Letters From Zora

USC Dornsife faculty collaborate on a Pasadena Playhouse production opening Aug. 15 about writer Zora Neale Hurston, best known for her 1937 novel Their Eyes Were Watching God.
ByHelane Anderson

When three USC faculty members agreed to share a conference stage in 2012, it turned out to be much more than a typical academic panel. The gathering became the catalyst for a lasting collaboration and an opportunity to more fully celebrate the life of renowned author Zora Neale Hurston in a new one-woman play opening Aug. 15 at The Pasadena Playhouse.

Letters From Zora was written by playwright Gabrielle Pina, a lecturer in USC Dornsife’s Master of Professor Writing program and features music by Ronald McCurdy, professor of jazz studies at the USC Thornton School of Music. It is directed by Anita Dashiell-Sparks, assistant professor of theater practice at the USC School of Dramatic Arts.

 

Playwright Gabrielle Pina, a lecturer in USC Dornsife’s Master of Professor Writing program, penned Letters From Zora, which includesdramatic vignettes incorporating theater, musical ensemble and videography. Photo by Deron Christopher Reed.

The trio was initially brought together in a public forum sponsored by the USC initiative Visions and Voices to speak about Hurston and the impact of her life during the Harlem Renaissance as a famed author, playwright and anthropologist. The event ignited a spark among the artists, and a new play was born using Hurston’s letters as a platform and turning her powerful voice into an extraordinary story of the African-American experience in the 1920s.

Vanessa Bell Calloway, a stage, screen and television actress best known for her roles in the films Coming to America and What’s Love Got to Do With It, has the title role in the production, which offers a series of dramatic vignettes incorporating theater, musical ensemble and videography — “a multimedia presentation … that chronicles the complex and prolific life of Zora Neale Hurston,” Pina said.

Letters From Zora showcases a life that was filled with artistic and literary triumphs but stagnated by poverty and self-doubt. Her prose, life, distinctive array of friends and foes, and her singular view of the jazz age permeate the production, Pina said.

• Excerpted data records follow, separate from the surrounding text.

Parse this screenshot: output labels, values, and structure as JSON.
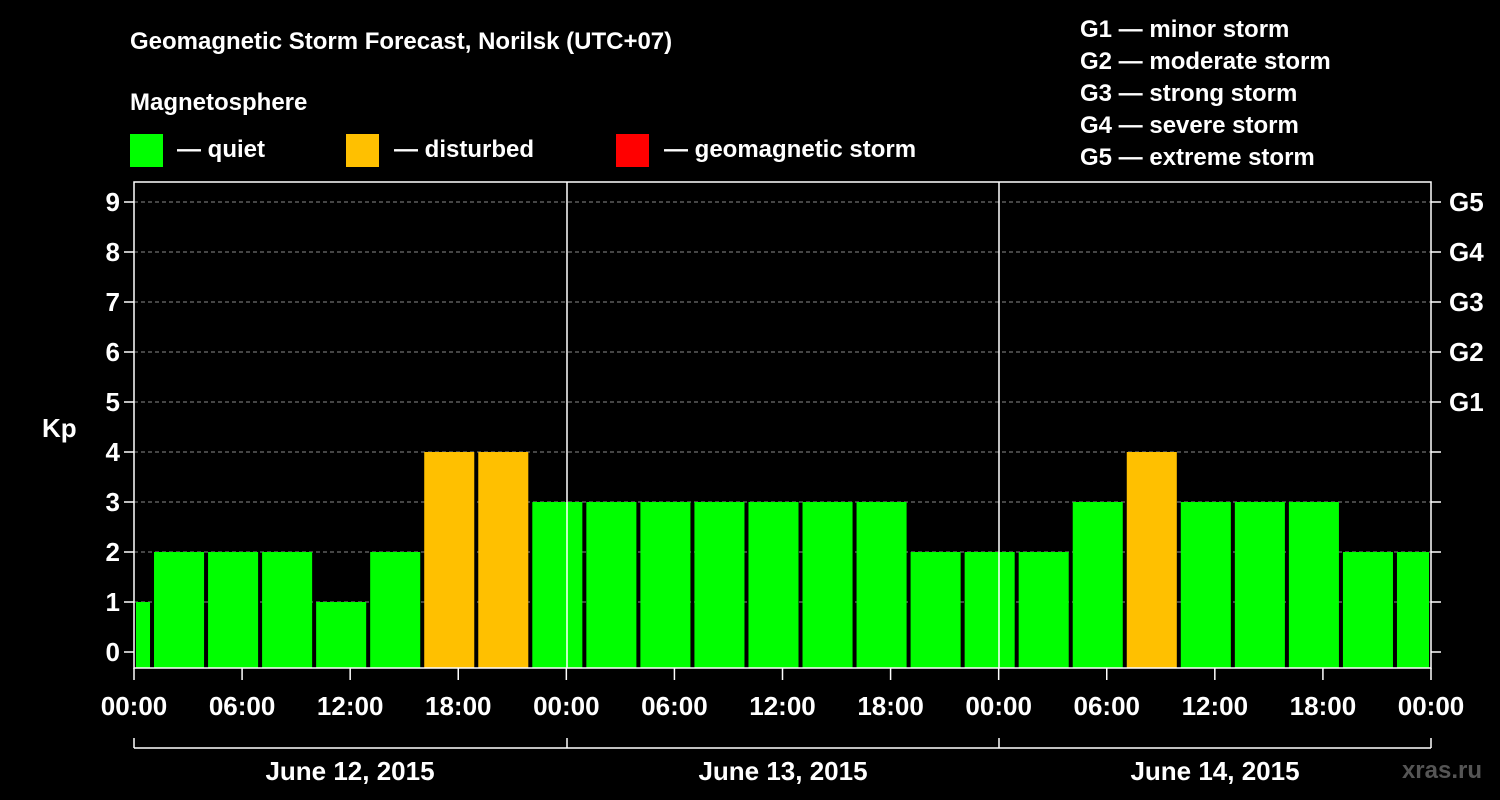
{
  "header": {
    "title": "Geomagnetic Storm Forecast, Norilsk (UTC+07)",
    "magnetosphere_label": "Magnetosphere"
  },
  "legend": {
    "items": [
      {
        "name": "quiet",
        "label": "— quiet",
        "color": "#00ff00"
      },
      {
        "name": "disturbed",
        "label": "— disturbed",
        "color": "#ffc000"
      },
      {
        "name": "storm",
        "label": "— geomagnetic storm",
        "color": "#ff0000"
      }
    ],
    "scale": [
      "G1 — minor storm",
      "G2 — moderate storm",
      "G3 — strong storm",
      "G4 — severe storm",
      "G5 — extreme storm"
    ]
  },
  "brand": "xras.ru",
  "chart_data": {
    "type": "bar",
    "ylabel": "Kp",
    "ylim": [
      0,
      9
    ],
    "y_ticks": [
      "0",
      "1",
      "2",
      "3",
      "4",
      "5",
      "6",
      "7",
      "8",
      "9"
    ],
    "y_right_labels": [
      {
        "kp": 5,
        "label": "G1"
      },
      {
        "kp": 6,
        "label": "G2"
      },
      {
        "kp": 7,
        "label": "G3"
      },
      {
        "kp": 8,
        "label": "G4"
      },
      {
        "kp": 9,
        "label": "G5"
      }
    ],
    "x_tick_labels": [
      "00:00",
      "06:00",
      "12:00",
      "18:00",
      "00:00",
      "06:00",
      "12:00",
      "18:00",
      "00:00",
      "06:00",
      "12:00",
      "18:00",
      "00:00"
    ],
    "dates": [
      "June 12, 2015",
      "June 13, 2015",
      "June 14, 2015"
    ],
    "grid": true,
    "colors": {
      "quiet": "#00ff00",
      "disturbed": "#ffc000",
      "storm": "#ff0000"
    },
    "bars": [
      {
        "start": "June 12, 2015 00:00",
        "end": "June 12, 2015 01:00",
        "kp": 1,
        "status": "quiet"
      },
      {
        "start": "June 12, 2015 01:00",
        "end": "June 12, 2015 04:00",
        "kp": 2,
        "status": "quiet"
      },
      {
        "start": "June 12, 2015 04:00",
        "end": "June 12, 2015 07:00",
        "kp": 2,
        "status": "quiet"
      },
      {
        "start": "June 12, 2015 07:00",
        "end": "June 12, 2015 10:00",
        "kp": 2,
        "status": "quiet"
      },
      {
        "start": "June 12, 2015 10:00",
        "end": "June 12, 2015 13:00",
        "kp": 1,
        "status": "quiet"
      },
      {
        "start": "June 12, 2015 13:00",
        "end": "June 12, 2015 16:00",
        "kp": 2,
        "status": "quiet"
      },
      {
        "start": "June 12, 2015 16:00",
        "end": "June 12, 2015 19:00",
        "kp": 4,
        "status": "disturbed"
      },
      {
        "start": "June 12, 2015 19:00",
        "end": "June 12, 2015 22:00",
        "kp": 4,
        "status": "disturbed"
      },
      {
        "start": "June 12, 2015 22:00",
        "end": "June 13, 2015 01:00",
        "kp": 3,
        "status": "quiet"
      },
      {
        "start": "June 13, 2015 01:00",
        "end": "June 13, 2015 04:00",
        "kp": 3,
        "status": "quiet"
      },
      {
        "start": "June 13, 2015 04:00",
        "end": "June 13, 2015 07:00",
        "kp": 3,
        "status": "quiet"
      },
      {
        "start": "June 13, 2015 07:00",
        "end": "June 13, 2015 10:00",
        "kp": 3,
        "status": "quiet"
      },
      {
        "start": "June 13, 2015 10:00",
        "end": "June 13, 2015 13:00",
        "kp": 3,
        "status": "quiet"
      },
      {
        "start": "June 13, 2015 13:00",
        "end": "June 13, 2015 16:00",
        "kp": 3,
        "status": "quiet"
      },
      {
        "start": "June 13, 2015 16:00",
        "end": "June 13, 2015 19:00",
        "kp": 3,
        "status": "quiet"
      },
      {
        "start": "June 13, 2015 19:00",
        "end": "June 13, 2015 22:00",
        "kp": 2,
        "status": "quiet"
      },
      {
        "start": "June 13, 2015 22:00",
        "end": "June 14, 2015 01:00",
        "kp": 2,
        "status": "quiet"
      },
      {
        "start": "June 14, 2015 01:00",
        "end": "June 14, 2015 04:00",
        "kp": 2,
        "status": "quiet"
      },
      {
        "start": "June 14, 2015 04:00",
        "end": "June 14, 2015 07:00",
        "kp": 3,
        "status": "quiet"
      },
      {
        "start": "June 14, 2015 07:00",
        "end": "June 14, 2015 10:00",
        "kp": 4,
        "status": "disturbed"
      },
      {
        "start": "June 14, 2015 10:00",
        "end": "June 14, 2015 13:00",
        "kp": 3,
        "status": "quiet"
      },
      {
        "start": "June 14, 2015 13:00",
        "end": "June 14, 2015 16:00",
        "kp": 3,
        "status": "quiet"
      },
      {
        "start": "June 14, 2015 16:00",
        "end": "June 14, 2015 19:00",
        "kp": 3,
        "status": "quiet"
      },
      {
        "start": "June 14, 2015 19:00",
        "end": "June 14, 2015 22:00",
        "kp": 2,
        "status": "quiet"
      },
      {
        "start": "June 14, 2015 22:00",
        "end": "June 15, 2015 00:00",
        "kp": 2,
        "status": "quiet"
      }
    ]
  }
}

After discussing the letters with Pina, who first saw them at the California African American Museum, “I immediately realized that this was a very powerful story that needed to be told,” said McCurdy, who teaches a course titled “The Music of Black Americans” at USC Thornton. The class focuses on the musicians, dancers and poets of the Harlem Renaissance, including Hurston, Langston Hughes, W.E.B. DuBois and Richard Wright, among others.

“[Gabrielle] Pina and I had many conversations about how to present Letters From Zora, knowing our challenge was to expose the tragedy and triumphs of a life that was lived to the fullest rather than present simply a history lesson,” McCurdy said. “This collaboration with Pina has also allowed me to transform my scholarship into performance art.”